Katelyn Krueger of BMO Nesbitt Burns is part of the Wealth Professional Canada Young Guns 2018
Associate investment advisor
BMO NESBITT BURNS
Years as a financial advisor: 1
Another Young Gun who recently completed her first year as a financial advisor, Katelyn Krueger is aware that her competition isn’t just coming from older advisors anymore. Investors now have the option of investing via an online platform, so it’s important that human advisors distinguish themselves – and Krueger has some ideas about how they can do so.
“It is developing a keen ability to not only foresee change, but to strategically innovate in the face of it,” she says, “while navigating quicker than the next star advisor or piece of software meant to replace human involvement.”
Working with Nesbitt Burns, one of Canada’s best known advisory firms, Krueger has developed a strong sense of what is expected of her and the profession in general.
“Developing a meaningful relationship allows you to understand the needs and goals of each client, which ultimately allows us to employ the appropriate wealth management and accumulation tools each client needs to reach his or her financial objective,” she says.
Those relationships take time to develop, and clients don’t always act in their best interests.
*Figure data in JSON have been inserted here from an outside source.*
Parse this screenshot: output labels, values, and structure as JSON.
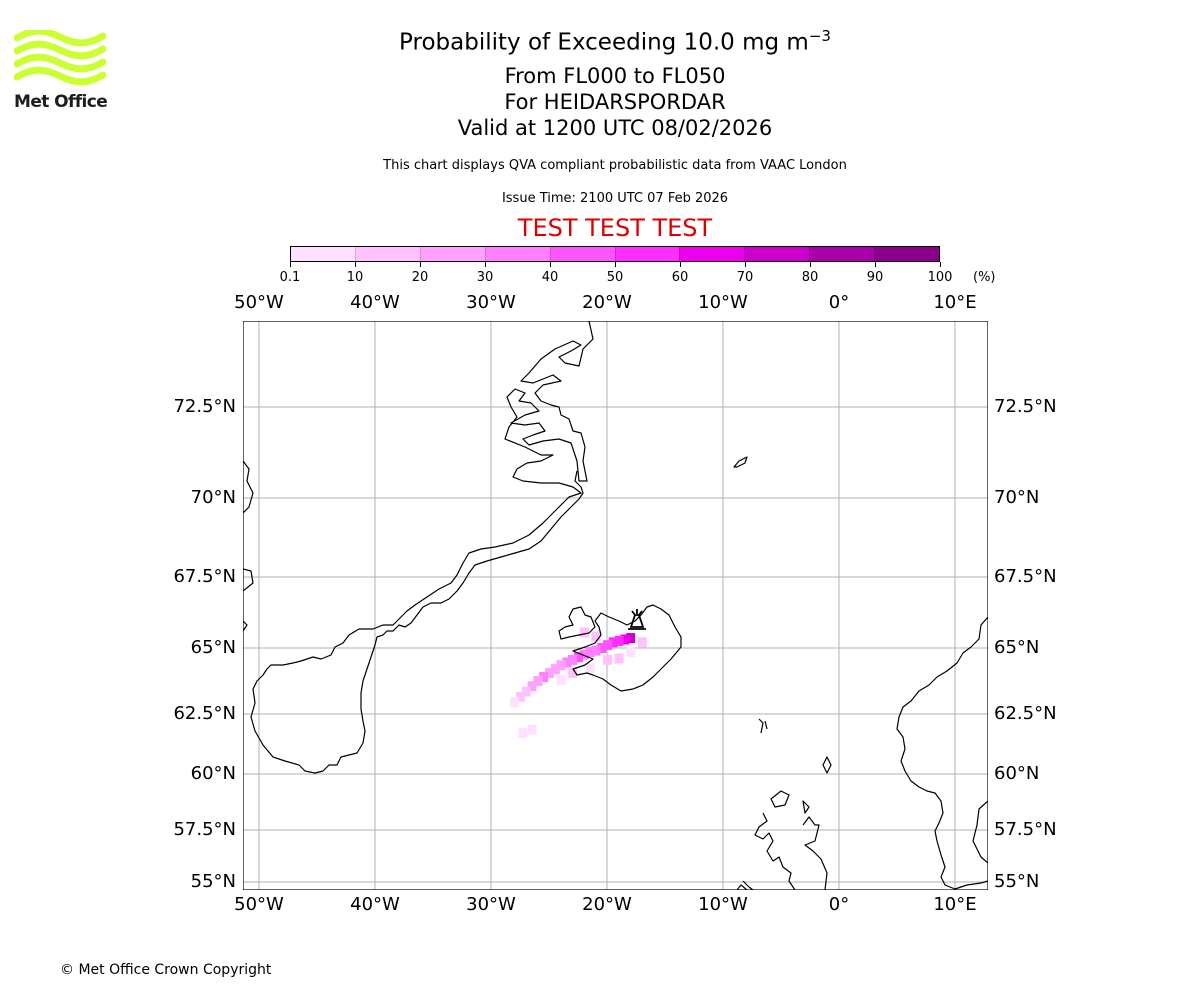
{
  "logo": {
    "text": "Met Office",
    "color": "#ccff33"
  },
  "title": {
    "main_prefix": "Probability of Exceeding 10.0 mg m",
    "main_exponent": "−3",
    "line2": "From FL000 to FL050",
    "line3": "For HEIDARSPORDAR",
    "line4": "Valid at 1200 UTC 08/02/2026"
  },
  "disclaimer": "This chart displays QVA compliant probabilistic data from VAAC London",
  "issue_time": "Issue Time: 2100 UTC 07 Feb 2026",
  "test_banner": {
    "text": "TEST TEST TEST",
    "color": "#dd0000"
  },
  "colorbar": {
    "ticks": [
      "0.1",
      "10",
      "20",
      "30",
      "40",
      "50",
      "60",
      "70",
      "80",
      "90",
      "100"
    ],
    "unit": "(%)",
    "colors": [
      "#ffe1ff",
      "#ffc2ff",
      "#ffa2ff",
      "#ff80ff",
      "#ff55ff",
      "#ff2cff",
      "#ee00ee",
      "#cc00cc",
      "#aa00aa",
      "#8b008b",
      "#660066"
    ]
  },
  "map": {
    "lon_labels": [
      "50°W",
      "40°W",
      "30°W",
      "20°W",
      "10°W",
      "0°",
      "10°E"
    ],
    "lat_labels": [
      "72.5°N",
      "70°N",
      "67.5°N",
      "65°N",
      "62.5°N",
      "60°N",
      "57.5°N",
      "55°N"
    ],
    "volcano": "HEIDARSPORDAR",
    "plume_cells": [
      {
        "lon": -18.0,
        "lat": 65.35,
        "bin": 7
      },
      {
        "lon": -18.5,
        "lat": 65.3,
        "bin": 6
      },
      {
        "lon": -19.0,
        "lat": 65.25,
        "bin": 5
      },
      {
        "lon": -19.5,
        "lat": 65.2,
        "bin": 5
      },
      {
        "lon": -20.0,
        "lat": 65.1,
        "bin": 4
      },
      {
        "lon": -20.5,
        "lat": 65.0,
        "bin": 4
      },
      {
        "lon": -21.0,
        "lat": 64.9,
        "bin": 3
      },
      {
        "lon": -21.5,
        "lat": 64.85,
        "bin": 3
      },
      {
        "lon": -22.0,
        "lat": 64.75,
        "bin": 3
      },
      {
        "lon": -22.5,
        "lat": 64.65,
        "bin": 4
      },
      {
        "lon": -23.0,
        "lat": 64.55,
        "bin": 3
      },
      {
        "lon": -23.5,
        "lat": 64.45,
        "bin": 3
      },
      {
        "lon": -24.0,
        "lat": 64.35,
        "bin": 2
      },
      {
        "lon": -24.5,
        "lat": 64.2,
        "bin": 2
      },
      {
        "lon": -25.0,
        "lat": 64.05,
        "bin": 2
      },
      {
        "lon": -25.5,
        "lat": 63.9,
        "bin": 3
      },
      {
        "lon": -26.0,
        "lat": 63.75,
        "bin": 2
      },
      {
        "lon": -26.5,
        "lat": 63.55,
        "bin": 2
      },
      {
        "lon": -27.0,
        "lat": 63.35,
        "bin": 1
      },
      {
        "lon": -27.5,
        "lat": 63.15,
        "bin": 1
      },
      {
        "lon": -28.0,
        "lat": 62.95,
        "bin": 0
      },
      {
        "lon": -27.3,
        "lat": 61.7,
        "bin": 0
      },
      {
        "lon": -26.5,
        "lat": 61.85,
        "bin": 0
      },
      {
        "lon": -21.0,
        "lat": 65.4,
        "bin": 1
      },
      {
        "lon": -20.0,
        "lat": 64.55,
        "bin": 1
      },
      {
        "lon": -19.0,
        "lat": 64.6,
        "bin": 1
      },
      {
        "lon": -18.0,
        "lat": 64.85,
        "bin": 0
      },
      {
        "lon": -17.0,
        "lat": 65.2,
        "bin": 1
      },
      {
        "lon": -22.0,
        "lat": 65.55,
        "bin": 1
      },
      {
        "lon": -23.0,
        "lat": 64.05,
        "bin": 1
      },
      {
        "lon": -24.0,
        "lat": 63.8,
        "bin": 0
      },
      {
        "lon": -21.5,
        "lat": 64.25,
        "bin": 0
      }
    ]
  },
  "copyright": "© Met Office Crown Copyright"
}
It is the advisor’s job, therefore, to apply cool-headed judgment when it comes to financial planning.
“Investors as a whole can be emotional and tend to follow the crowd; when volatility spikes and markets dip, many investors react in fear,” Krueger says. “One of the most important, and at times the most challenging, aspects of the job is to remind clients of the long-term view and their objectives during periods of market volatility.”
If a young advisor can provide such service, they will have every chance to succeed in this industry. And, as Krueger explains, advisory firms have an important role to play in ensuring the talent well doesn’t run dry.
“Wealth management is an industry that is consolidating,” she says. “Firms need to understand that young and old opinions are equally important to clients. I think wealth management teams need to consider the importance of renewed talent and continue hiring young advisors.”